Mitten in Waldtrudering:Allzweckwaffe aus Faserstoff

Wie konnte man bisher ohne dieses universelle Helden-Accessoire durchs Leben kommen: die Küchenrolle?

Glosse von Katrin Kurz

Der erste Verdacht entsteht beim zufälligen Blick in die Altpapierkiste hinterm Haus, in der sich plötzlich auffällig viele, blass-braune Kartonrollen zusammenfalten. Rekonstruiert man, was auf diesen Überbleibseln einmal aufgerollt war, stößt man im neuen, noch unerforschten Gemeinschaftshaushalt schnell auf unleugbare Spuren: weiße Zellulose-Blätter. Überall. Gefaltet, gerollt, geknüllt. Jedes davon exakt 26 mal 22 Zentimeter groß, leicht gerippt.

Neuerdings gibt es also Mitmenschen im eigenen näheren Wohnumfeld, für die eine schlichte supermarktkonforme Küchenrolle ein universeller Helden-Werkzeugkoffer ist. Die sichtlich nervös werden, wenn im Küchenschrank nur noch acht Rollen auf Vorrat gestapelt liegen. Denn dann müssen sie langsam in den Keller gehen, um eine der noch versiegelten, wie Goldbarren geschichteten weiteren zehn Reservepackungen zu öffnen. Hamsterkäufe werden natürlich leidenschaftlich abgestritten, mit Klopapier oder Nudeln habe dieser Multifunktions-Hightech-Faserstoff am allerwenigsten gemeinsam.
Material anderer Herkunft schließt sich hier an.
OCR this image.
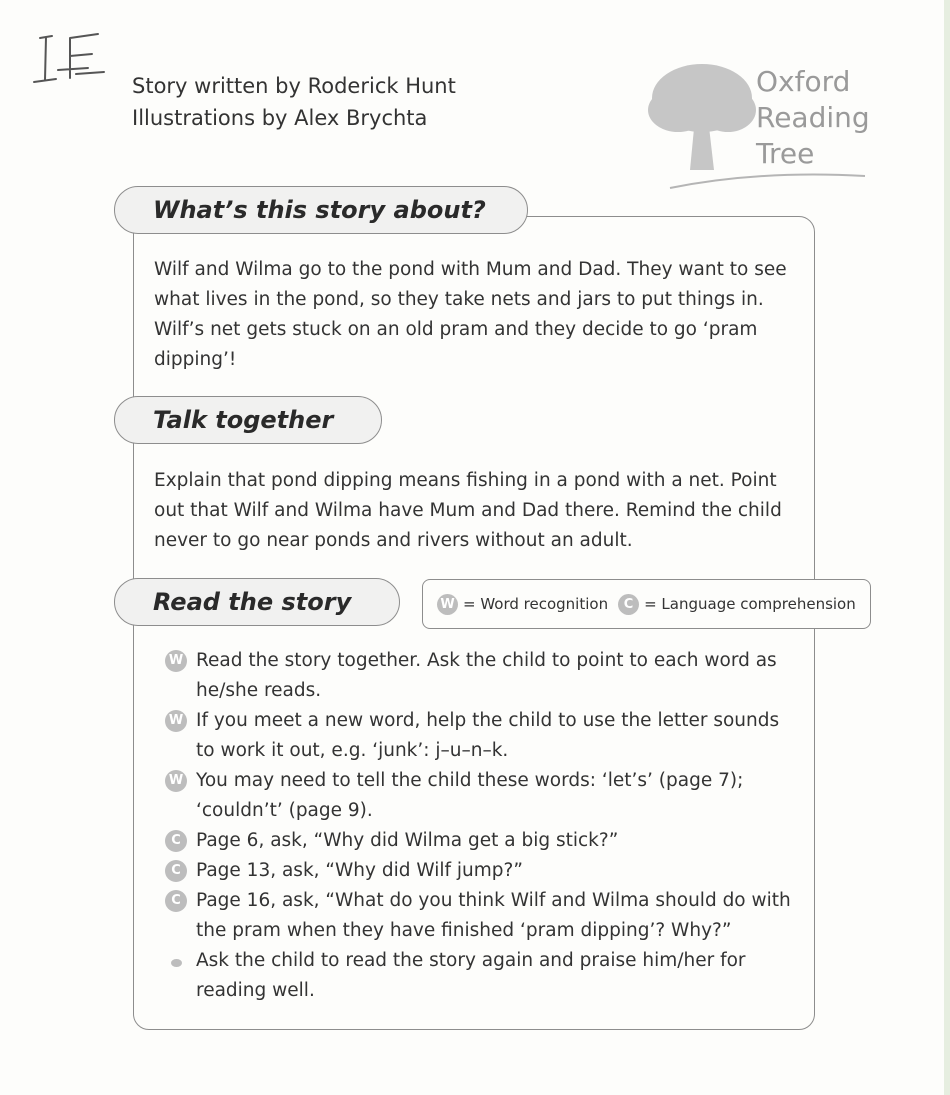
Story written by Roderick Hunt
Illustrations by Alex Brychta
Oxford
Reading
Tree
What’s this story about?
Wilf and Wilma go to the pond with Mum and Dad. They want to see what lives in the pond, so they take nets and jars to put things in. Wilf’s net gets stuck on an old pram and they decide to go ‘pram dipping’!
Talk together
Explain that pond dipping means fishing in a pond with a net. Point out that Wilf and Wilma have Mum and Dad there. Remind the child never to go near ponds and rivers without an adult.
Read the story	W = Word recognition	C = Language comprehension
W Read the story together. Ask the child to point to each word as he/she reads.
W If you meet a new word, help the child to use the letter sounds to work it out, e.g. ‘junk’: j–u–n–k.
W You may need to tell the child these words: ‘let’s’ (page 7); ‘couldn’t’ (page 9).
C Page 6, ask, “Why did Wilma get a big stick?”
C Page 13, ask, “Why did Wilf jump?”
C Page 16, ask, “What do you think Wilf and Wilma should do with the pram when they have finished ‘pram dipping’? Why?”
Ask the child to read the story again and praise him/her for reading well.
Erstere dienen schließlich nur ihrem einzigen trivialen Zweck - wohingegen in einer Küchenrolle so viel mehr steckt als ein simples "Wisch und Weg".

Hat man sich selbst bis dato völlig naiv mit genau diesem profanen Einsatzzweck begnügt und war sich sicher, damit ganz gut durchs Leben zu kommen, schleicht sich nun zunehmend das Gefühl ein, sämtliche Hürden, Unfälle, Missgeschicke oder Alltagspannen wären so viel leichter zu meistern gewesen - hätte man bloß eher die wahren Fähigkeiten und die Vielfalt an Gebrauchsmöglichkeiten dieser weit unterschätzten 570 Quadratzentimeter Faserpapier erkannt: als Serviette, Pflaster, Untersetzer, Sieb, Fensterpoliertuch oder Feinjustierwerkzeug für wackelige Tische, um nur einige wenige Beispiele zu nennen. Man könne, ist zu hören, sogar eine Espressomaschine so geschickt mit dem Papier einwickeln, dass dank dieser Christo-Verpackung trotz intensiver Nutzung keinerlei Reinigung nötig sei. Vereinzelt lässt sich beobachten, dass die Blätter dazu verwendet werden, Gegenstände auf der Küchenplatte abzulegen. Damit es eine geputzte Glocke einfach ein Stückchen bequemer hat. Oder sie dienen als eine Art Zudecke im Mülleimer. Damit der Abfall darunter nicht so sehr ins Auge sticht.

Die höchste Bestimmung allerdings, sozusagen das Küchenrollen-Nirwana, entfaltete das Stückchen Papier als Nothelfer offiziell dokumentiert bereits vor vier Jahren: Als Hurrikan Maria über die Insel Puerto Rico fegte, reiste Donald Trump ins Krisengebiet. Nicht mit besonders viel Taktgefühl, dafür mit reichlich Küchenrollen im Gepäck, die er in die Menge warf. Unverständlich also, warum zu Corona-Krisenzeiten Klopapier und Nudeln gehortet wurden. Denn in Wahrheit lässt sich nur mit einer Küchenrolle überleben.